Giant Pandas were classified as endangered in 1996. But as of 2015, its status has moved to the safer vulnerable, according to the International Union for Conservation of Nature (IUCN) Red List. In 2020, IUCN even reported that there is “cautious hope" for African Black Rhinos, whose numbers in the wild have grown from 4,845 to 5,630 between 2012 and 2018.

The Manatee, Grey wolf, Grey whale, Snow Leopard, Humpback whale, Steller Sea Lion, Yellowstone Grizzly bear, Red Kangaroo, Southern white rhinoceros, Arabian oryx (that was incidentally once reported extinct)—these are a few of the species that have bounced back and are no longer classified as endangered. Across the world, efforts being taken to preserve wildlife and biodiversity are working.

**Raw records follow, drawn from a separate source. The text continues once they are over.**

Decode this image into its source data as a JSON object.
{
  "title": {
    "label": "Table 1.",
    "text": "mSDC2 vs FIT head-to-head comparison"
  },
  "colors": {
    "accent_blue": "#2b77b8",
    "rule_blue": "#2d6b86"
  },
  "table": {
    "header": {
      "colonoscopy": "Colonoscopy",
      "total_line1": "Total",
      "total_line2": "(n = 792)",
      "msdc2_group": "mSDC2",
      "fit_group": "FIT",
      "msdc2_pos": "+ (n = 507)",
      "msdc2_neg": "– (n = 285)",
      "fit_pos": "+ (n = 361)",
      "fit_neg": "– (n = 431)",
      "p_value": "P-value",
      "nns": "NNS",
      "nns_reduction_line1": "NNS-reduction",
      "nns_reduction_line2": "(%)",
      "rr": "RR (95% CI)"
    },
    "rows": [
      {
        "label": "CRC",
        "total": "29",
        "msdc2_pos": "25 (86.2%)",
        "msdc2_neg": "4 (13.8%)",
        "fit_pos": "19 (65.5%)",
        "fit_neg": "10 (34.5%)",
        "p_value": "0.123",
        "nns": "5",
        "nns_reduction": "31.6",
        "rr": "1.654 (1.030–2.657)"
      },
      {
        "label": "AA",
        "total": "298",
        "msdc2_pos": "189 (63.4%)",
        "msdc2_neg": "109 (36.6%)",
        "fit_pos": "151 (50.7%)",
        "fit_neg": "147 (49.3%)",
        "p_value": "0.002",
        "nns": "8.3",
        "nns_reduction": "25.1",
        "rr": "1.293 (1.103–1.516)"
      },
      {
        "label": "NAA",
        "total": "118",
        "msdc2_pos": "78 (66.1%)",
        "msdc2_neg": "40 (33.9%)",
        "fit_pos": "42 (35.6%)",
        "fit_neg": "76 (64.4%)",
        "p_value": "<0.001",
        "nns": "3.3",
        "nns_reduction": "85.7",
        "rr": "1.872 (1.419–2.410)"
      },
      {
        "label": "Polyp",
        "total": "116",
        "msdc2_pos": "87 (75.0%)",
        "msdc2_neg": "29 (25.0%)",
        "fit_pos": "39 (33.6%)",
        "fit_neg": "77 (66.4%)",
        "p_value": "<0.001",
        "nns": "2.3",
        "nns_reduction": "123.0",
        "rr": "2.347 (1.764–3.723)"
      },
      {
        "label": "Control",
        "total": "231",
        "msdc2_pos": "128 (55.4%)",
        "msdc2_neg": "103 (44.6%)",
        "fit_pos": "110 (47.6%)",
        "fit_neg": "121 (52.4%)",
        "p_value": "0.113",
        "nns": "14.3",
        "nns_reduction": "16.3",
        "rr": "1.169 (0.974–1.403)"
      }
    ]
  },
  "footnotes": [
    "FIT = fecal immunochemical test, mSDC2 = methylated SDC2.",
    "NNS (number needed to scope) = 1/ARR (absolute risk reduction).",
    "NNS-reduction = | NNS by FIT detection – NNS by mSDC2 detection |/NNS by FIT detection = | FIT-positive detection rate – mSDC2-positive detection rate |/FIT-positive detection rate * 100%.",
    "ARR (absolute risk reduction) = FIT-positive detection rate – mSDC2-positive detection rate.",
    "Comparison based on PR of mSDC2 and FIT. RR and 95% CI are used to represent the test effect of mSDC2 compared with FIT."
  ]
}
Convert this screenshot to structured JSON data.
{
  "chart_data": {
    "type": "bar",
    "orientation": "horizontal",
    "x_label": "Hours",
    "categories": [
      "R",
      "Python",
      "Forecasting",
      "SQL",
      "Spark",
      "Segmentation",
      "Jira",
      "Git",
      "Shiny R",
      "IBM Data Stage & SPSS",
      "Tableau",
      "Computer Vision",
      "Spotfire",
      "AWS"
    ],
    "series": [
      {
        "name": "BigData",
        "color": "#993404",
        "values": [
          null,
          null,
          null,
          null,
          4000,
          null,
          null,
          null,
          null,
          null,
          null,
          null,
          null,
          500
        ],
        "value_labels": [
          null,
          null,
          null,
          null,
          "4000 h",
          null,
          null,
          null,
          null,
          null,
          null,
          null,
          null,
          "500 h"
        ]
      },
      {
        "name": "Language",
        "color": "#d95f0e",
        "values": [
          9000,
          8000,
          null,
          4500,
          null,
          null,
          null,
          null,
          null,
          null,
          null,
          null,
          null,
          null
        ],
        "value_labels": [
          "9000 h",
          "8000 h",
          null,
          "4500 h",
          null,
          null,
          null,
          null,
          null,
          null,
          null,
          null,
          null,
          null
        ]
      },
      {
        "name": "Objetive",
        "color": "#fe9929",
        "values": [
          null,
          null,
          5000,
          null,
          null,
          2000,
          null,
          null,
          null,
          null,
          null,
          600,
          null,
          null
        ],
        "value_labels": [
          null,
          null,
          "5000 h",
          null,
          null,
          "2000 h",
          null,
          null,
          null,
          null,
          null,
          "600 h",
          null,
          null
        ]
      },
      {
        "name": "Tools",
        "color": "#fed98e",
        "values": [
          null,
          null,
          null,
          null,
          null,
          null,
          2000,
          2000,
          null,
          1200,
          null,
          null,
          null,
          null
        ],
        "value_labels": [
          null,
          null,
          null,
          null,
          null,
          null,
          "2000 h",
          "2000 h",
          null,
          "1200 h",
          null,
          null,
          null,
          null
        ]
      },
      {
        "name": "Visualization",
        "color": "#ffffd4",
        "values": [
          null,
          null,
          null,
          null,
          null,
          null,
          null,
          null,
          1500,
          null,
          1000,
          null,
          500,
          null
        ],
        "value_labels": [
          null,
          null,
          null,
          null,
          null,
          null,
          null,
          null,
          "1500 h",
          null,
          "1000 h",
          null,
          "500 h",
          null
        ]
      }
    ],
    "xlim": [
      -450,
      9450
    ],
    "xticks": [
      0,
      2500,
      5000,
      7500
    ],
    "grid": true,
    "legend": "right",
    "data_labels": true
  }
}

It’s no secret that the environment has been ‘suffering’—it’s one of those evergreen news pieces that you can never escape, if only because there is some truth in them. But once in a while, we must see whether the efforts being taken are really helping. We have to look at the results, and if they are good, we can give ourselves a pat on the back before plunging back into conservation efforts and campaigns.

Things can be bad, yes—but they can also be getting better.

The author is a 12th grade student in Bangalore, India.